Testing the schedule for Google Transit and Trip PlannerBy
Google Transit and the MTA’s Trip Planner are, potentially, two of the more useful New York City-based directional tools available online. Google Transit combines walking directions with transit information to provide users with accurate routes around the city, and both services incorporate the MTA’s schedules to offer up to-the-minute directions.
For these services, the options are really quite simple. Enter your address; enter a destination; enter a departure time; and voilà, directions. Over the last few weeks, I’ve come to rely on Google Maps on Blackberry — now with Transit directions — for the scheduling. I supposedly know which trains are leaving which station at what time.
But there’s a catch. I’ve noticed that these schedules aren’t exactly right. So I decided to do an unscientific test today. This evening, after watching the final Presidential Debate in Alphabet City, I ran the directions back to my place in Brooklyn. Common sense — and Google Maps — told me to hoof it to Union Square and take the 11:04 Q train. Works for me.
After a nice stroll from 11th and Ave. B to Union Square, I arrived at the Q platform at 11:02. “Phew. Two minutes to spare,” I thought to myself as I peered into the dark tunnels, expectantly waiting for a train to pass.

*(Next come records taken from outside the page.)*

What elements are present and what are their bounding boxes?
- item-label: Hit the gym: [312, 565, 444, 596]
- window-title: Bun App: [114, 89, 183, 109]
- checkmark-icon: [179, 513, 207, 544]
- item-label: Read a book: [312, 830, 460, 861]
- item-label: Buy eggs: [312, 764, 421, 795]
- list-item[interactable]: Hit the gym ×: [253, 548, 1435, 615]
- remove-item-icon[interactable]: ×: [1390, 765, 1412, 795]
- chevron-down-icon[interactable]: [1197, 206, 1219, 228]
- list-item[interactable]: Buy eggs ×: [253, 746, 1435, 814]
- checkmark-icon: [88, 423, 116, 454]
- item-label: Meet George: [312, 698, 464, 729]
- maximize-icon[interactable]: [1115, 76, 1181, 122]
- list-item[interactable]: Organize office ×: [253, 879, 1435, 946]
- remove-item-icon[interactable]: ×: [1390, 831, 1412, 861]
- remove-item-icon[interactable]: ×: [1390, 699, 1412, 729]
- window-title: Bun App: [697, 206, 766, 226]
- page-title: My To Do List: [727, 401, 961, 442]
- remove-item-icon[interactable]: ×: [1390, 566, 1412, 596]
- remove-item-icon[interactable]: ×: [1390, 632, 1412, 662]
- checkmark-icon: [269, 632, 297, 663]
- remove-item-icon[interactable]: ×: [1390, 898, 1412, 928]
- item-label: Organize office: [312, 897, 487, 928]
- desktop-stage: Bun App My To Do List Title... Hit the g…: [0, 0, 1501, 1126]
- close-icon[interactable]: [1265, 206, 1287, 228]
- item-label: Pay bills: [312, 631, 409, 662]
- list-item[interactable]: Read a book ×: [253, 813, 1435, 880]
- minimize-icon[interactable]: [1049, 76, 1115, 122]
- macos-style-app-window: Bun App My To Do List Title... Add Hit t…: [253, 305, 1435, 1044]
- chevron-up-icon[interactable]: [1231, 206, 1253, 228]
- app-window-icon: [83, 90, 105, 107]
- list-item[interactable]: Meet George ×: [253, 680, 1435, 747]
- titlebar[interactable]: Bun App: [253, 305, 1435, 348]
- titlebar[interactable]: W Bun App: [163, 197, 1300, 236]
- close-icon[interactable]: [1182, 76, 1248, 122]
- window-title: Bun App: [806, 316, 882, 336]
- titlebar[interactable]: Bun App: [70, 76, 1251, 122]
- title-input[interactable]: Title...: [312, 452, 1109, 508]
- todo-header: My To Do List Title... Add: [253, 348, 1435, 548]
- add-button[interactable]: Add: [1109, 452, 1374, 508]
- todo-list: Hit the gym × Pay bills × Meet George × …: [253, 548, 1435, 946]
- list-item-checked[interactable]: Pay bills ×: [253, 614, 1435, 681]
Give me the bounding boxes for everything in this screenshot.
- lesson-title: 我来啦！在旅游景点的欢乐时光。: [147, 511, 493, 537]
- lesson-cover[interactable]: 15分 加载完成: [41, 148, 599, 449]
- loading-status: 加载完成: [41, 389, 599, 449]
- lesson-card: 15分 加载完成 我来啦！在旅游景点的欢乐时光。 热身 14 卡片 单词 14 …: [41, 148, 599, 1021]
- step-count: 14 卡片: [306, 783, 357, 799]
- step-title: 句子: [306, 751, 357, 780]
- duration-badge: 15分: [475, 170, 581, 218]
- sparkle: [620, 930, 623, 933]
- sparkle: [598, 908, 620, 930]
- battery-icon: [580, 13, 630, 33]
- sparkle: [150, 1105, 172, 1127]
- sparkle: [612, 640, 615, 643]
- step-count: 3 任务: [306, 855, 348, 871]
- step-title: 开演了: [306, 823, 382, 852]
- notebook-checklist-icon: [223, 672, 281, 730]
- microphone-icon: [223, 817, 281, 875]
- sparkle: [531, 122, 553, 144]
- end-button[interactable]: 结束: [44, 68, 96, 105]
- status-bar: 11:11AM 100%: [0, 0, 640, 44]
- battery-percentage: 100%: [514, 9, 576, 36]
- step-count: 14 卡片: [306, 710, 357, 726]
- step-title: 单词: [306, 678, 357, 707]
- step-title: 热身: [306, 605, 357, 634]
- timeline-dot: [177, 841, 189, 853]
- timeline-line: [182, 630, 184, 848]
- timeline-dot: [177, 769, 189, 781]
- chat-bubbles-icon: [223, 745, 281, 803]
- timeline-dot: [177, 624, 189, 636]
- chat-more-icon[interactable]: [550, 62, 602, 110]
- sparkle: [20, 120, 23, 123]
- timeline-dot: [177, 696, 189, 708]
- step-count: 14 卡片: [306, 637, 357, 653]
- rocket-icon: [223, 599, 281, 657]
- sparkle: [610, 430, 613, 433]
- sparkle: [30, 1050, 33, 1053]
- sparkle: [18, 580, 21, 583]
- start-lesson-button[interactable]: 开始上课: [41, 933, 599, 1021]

11:03 came and went. 11:04 came and went. And so did 11:05, 11:06, 11:07. After a few more minutes of empty tracks and desolate tunnels, at 11:12, an N train rolled into the station. This was, by the way, the first downtown train to pass through Union Square in the ten minutes I had been standing there. Two minutes later, an out-of-service R160 zoomed down the express tracks.
Finally, at 11:15 p.m., one minute before the scheduled 11:16 and 11 minutes after the 11:04 train that never showed should have arrived, a Brooklyn-bound Q arrived in Union Square. There was no rhyme or reason to it, and since the train originated just four stops away, getting the schedule right shouldn’t have been that hard. But it was.
Now, to be fair, it’s not always this bad. In the morning, the trains that pass through 7th Ave. on the Brighton line seem to be about two minutes earlier than scheduled, and these trains show up regularly. But my experiences tonight show the limitations of these new scheduling platforms.
Google Transit’s directions are great; Trip Planner provides an invaluable service. But if the schedules are inaccurate or if they divulge from reality such that I don’t know which scheduled train I bordered at 11:15 p.m. last night, they’ll only be useful to a point. But then again, who really relies on the published schedules for the subways in New York anyway?